Single by Chayanne

from the album En Todo Estaré
- Released: April 20, 2014
- Genre: Latin pop;
- Length: 3:45 (Album Version) 3:34 (Urbano Remix feat. Yandel)
- Label: Sony Music Latin
- Songwriters: Fernando Montesinos; Elmer Figueroa;

Chayanne singles chronology
| "Si No Estas" (2010) | "Humanos a Marte" (2014) | "Tu Respiración" (2014) |

= Humanos a Marte =

"Humanos a Marte" (Humans to Mars) is a song performed by Puerto Rican singer Chayanne, released as the lead single from his upcoming fifteenth studio album En Todo Estaré, by Sony Music Latin on April 20, 2014. The song was written by Chayanne and Fernando Montesinos. On June 17, Chayanne released a remix urban version of the song, featuring the Puerto Rican singer Yandel.

== Track listing ==
- Digital download
1. "Humanos a Marte" -

== Official versions ==
- Album version (3:45)
- Urbano Remix feat.
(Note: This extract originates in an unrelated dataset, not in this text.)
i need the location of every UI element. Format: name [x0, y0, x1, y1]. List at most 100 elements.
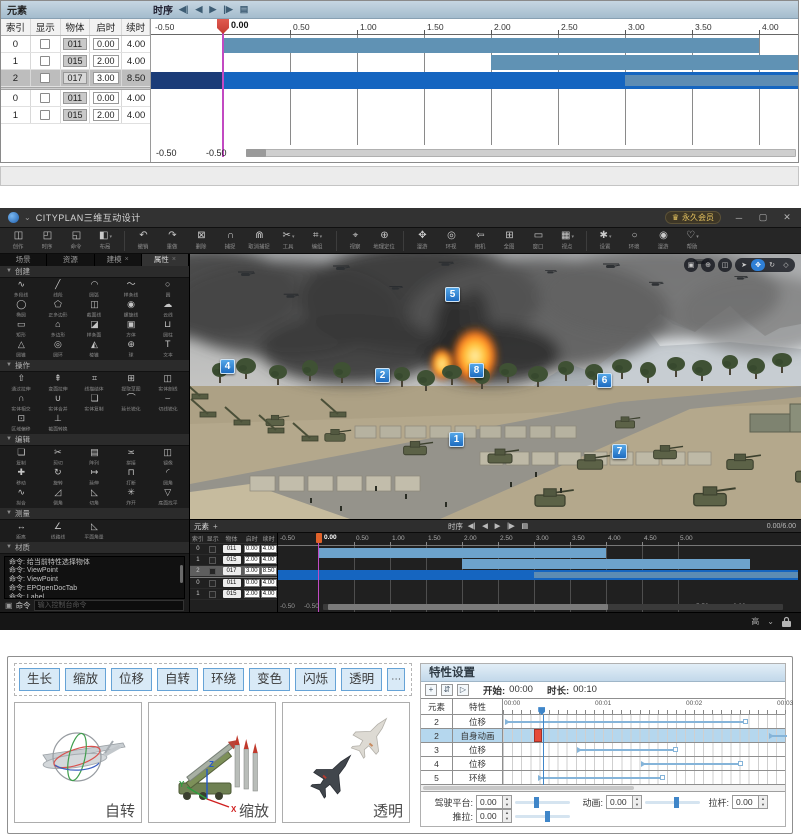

Yandel (3:34)
- Duet with Brazilian singer Paula Fernandes, a Portuñol version (3:45)

== Charts ==
=== Weekly charts ===

| Chart (2014) | Peak position |
|---|---|
| Dominican Republic Pop (Monitor Latino) | 2 |
| Mexico (Billboard Mexican Espanol Airplay) | 1 |
| Mexico (Monitor Latino) | 2 |
| Spain (PROMUSICAE) | 8 |
| US Hot Latin Songs (Billboard) | 9 |
| US Latin Airplay (Billboard) | 3 |
| US Latin Pop Airplay (Billboard) | 3 |
| Venezuela (Record Report) | 62 |

| Chart (2020) | Peak position |
|---|---|
| Nicaragua Pop (Monitor Latino) | 6 |

=== Year-end charts ===

| Chart (2014) | Position |
|---|---|
| Ecuador (Soprofon) | 3 |
| Spain (PROMUSICAE) | 47 |
| US Latin Songs | 31 |
| US Latin Pop Songs | 10 |

| Chart (2015) | Position |
|---|---|
| Dominican Republic Pop (Monitor Latino) | 7 |

| Chart (2016) | Position |
|---|---|
| Dominican Republic Pop (Monitor Latino) | 46 |
| Ecuador Pop (Monitor Latino) | 69 |
| Panama Pop (Monitor Latino) | 20 |
| Venezuela Pop (Monitor Latino) | 92 |

==Certifications==

| Region | Certification | Certified units/sales |
| Mexico (AMPROFON) | Diamond+Gold | 330,000^{‡} |
| Spain (Promusicae) | Platinum | 60,000^{‡} |
^{‡} Sales+streaming figures based on certification alone.